Mascherina obbligatoria e percorsi separati prima di gustare gli arrosticini

Sagre ed eventi enogastronomici magari a base di arrosticini: si riparte. Lo stop imposto dalle autorità sanitarie per contrastare la diffusione del Covid dal 15 giugno decadrà permettendo ai borghi abruzzesi di rianimarsi con i tradizionali eventi folcloristici. Dopo i cinema, i teatri e i musei, a partire da metà mese potranno ripartire anche sagre e fiere. Nell’estate 2020 appuntamenti storici che da sempre caratterizzano i mesi più caldi in Abruzzo sono stati cancellati. Un anno in stand by per tanti eventi come la sagra del pecorino di Farindola, Arrostiland a Montebello di Bertona, la sagra della salsiccia di Torano Nuovo e sagra degli antichi sapori di Ortona.
Quest’anno, nel rispetto delle linee guida per la ripresa delle attività economiche e sociali stilate dalla Conferenza delle Regioni e delle province autonome e approvate dal comitato tecnico scientifico, dal 15 si ripartirà.
LE REGOLE. Le sagre al tempo del Covid dovranno essere dei luoghi sicuri per gli standisti e per i visitatori. Lungo il perimetro in cui si svolgerà l’evento bisognerà sistemare dispenser con igienizzatori e cartellonistica con le regole da seguire anche in inglese o in altre lingue per farli comprendere da visitatori e turisti stranieri. Tutti dovranno indossare la mascherina, tranne i bambini a di sotto dei sei anni. Ambienti e attrezzature dovranno essere sanificati frequentemente. Dove possibile è consigliato fare ricorso a personale incaricato per monitorare e promuovere il rispetto delle misure di prevenzione.
All'ingresso bisognerà misurare la temperatura impedendo l’accesso nel caso sia superiore a 37,5°, andranno predisposte barriere in plexigas e pos per favorire i pagamenti elettronici.
LE PRESENZE. Sarà fondamentale definire in base agli spazi a disposizione il numero delle presenza in contemporanea.
Bisognerà tenere conto del distanziamento tra le persone da un metro a due in base all’andamento dell’epidemia nella regione. Gli organizzatori dovranno creare percorsi di entrata e uscita per evitare assembramenti.

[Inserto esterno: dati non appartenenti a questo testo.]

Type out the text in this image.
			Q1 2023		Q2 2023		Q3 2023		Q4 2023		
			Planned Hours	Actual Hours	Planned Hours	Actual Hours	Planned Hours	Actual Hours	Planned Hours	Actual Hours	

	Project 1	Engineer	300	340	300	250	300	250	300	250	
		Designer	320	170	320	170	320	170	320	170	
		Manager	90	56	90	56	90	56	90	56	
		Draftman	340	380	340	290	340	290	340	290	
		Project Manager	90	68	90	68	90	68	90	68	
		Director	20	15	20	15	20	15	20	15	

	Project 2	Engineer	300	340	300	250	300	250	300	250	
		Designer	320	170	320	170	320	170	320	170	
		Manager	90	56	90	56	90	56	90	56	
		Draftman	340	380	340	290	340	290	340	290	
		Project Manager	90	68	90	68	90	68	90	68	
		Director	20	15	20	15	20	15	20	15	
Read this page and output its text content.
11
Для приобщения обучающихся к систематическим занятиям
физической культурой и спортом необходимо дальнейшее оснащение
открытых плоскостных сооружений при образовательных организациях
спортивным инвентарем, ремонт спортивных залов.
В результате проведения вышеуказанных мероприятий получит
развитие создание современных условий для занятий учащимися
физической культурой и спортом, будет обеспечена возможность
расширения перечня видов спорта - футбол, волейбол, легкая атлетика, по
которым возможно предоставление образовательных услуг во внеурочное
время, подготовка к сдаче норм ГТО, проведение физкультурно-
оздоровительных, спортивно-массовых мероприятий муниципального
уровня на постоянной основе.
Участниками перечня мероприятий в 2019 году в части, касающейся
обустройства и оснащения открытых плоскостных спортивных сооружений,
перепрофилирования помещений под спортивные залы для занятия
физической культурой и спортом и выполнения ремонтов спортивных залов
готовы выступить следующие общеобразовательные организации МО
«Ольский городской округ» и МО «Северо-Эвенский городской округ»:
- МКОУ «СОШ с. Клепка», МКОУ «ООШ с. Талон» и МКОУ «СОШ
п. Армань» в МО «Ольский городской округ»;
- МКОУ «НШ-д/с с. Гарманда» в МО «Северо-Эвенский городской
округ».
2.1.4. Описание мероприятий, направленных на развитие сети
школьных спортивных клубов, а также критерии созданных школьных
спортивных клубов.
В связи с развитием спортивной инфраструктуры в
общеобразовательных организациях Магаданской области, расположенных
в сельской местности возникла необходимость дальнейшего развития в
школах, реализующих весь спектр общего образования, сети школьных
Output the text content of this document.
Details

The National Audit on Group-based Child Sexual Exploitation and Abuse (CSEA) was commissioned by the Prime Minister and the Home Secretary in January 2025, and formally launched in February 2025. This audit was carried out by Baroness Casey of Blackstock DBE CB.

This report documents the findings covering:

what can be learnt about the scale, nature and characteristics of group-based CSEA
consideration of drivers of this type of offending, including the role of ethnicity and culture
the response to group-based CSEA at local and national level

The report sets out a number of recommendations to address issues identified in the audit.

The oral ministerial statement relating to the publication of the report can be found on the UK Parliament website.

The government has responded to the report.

CIBO E PRENOTAZIONI. Per gli eventi dove è prevista la somministrazione di cibo - dal classico street-food ai prodotti tipici confezionati - verrà concessa l’autorizzazione. Se invece ci saranno sagre dove si cucineranno piatti della tradizione sarà obbligatorio la disinfezione delle mani sia da parte di chi serve, sia da parte di chi ordina e ritira il piatto.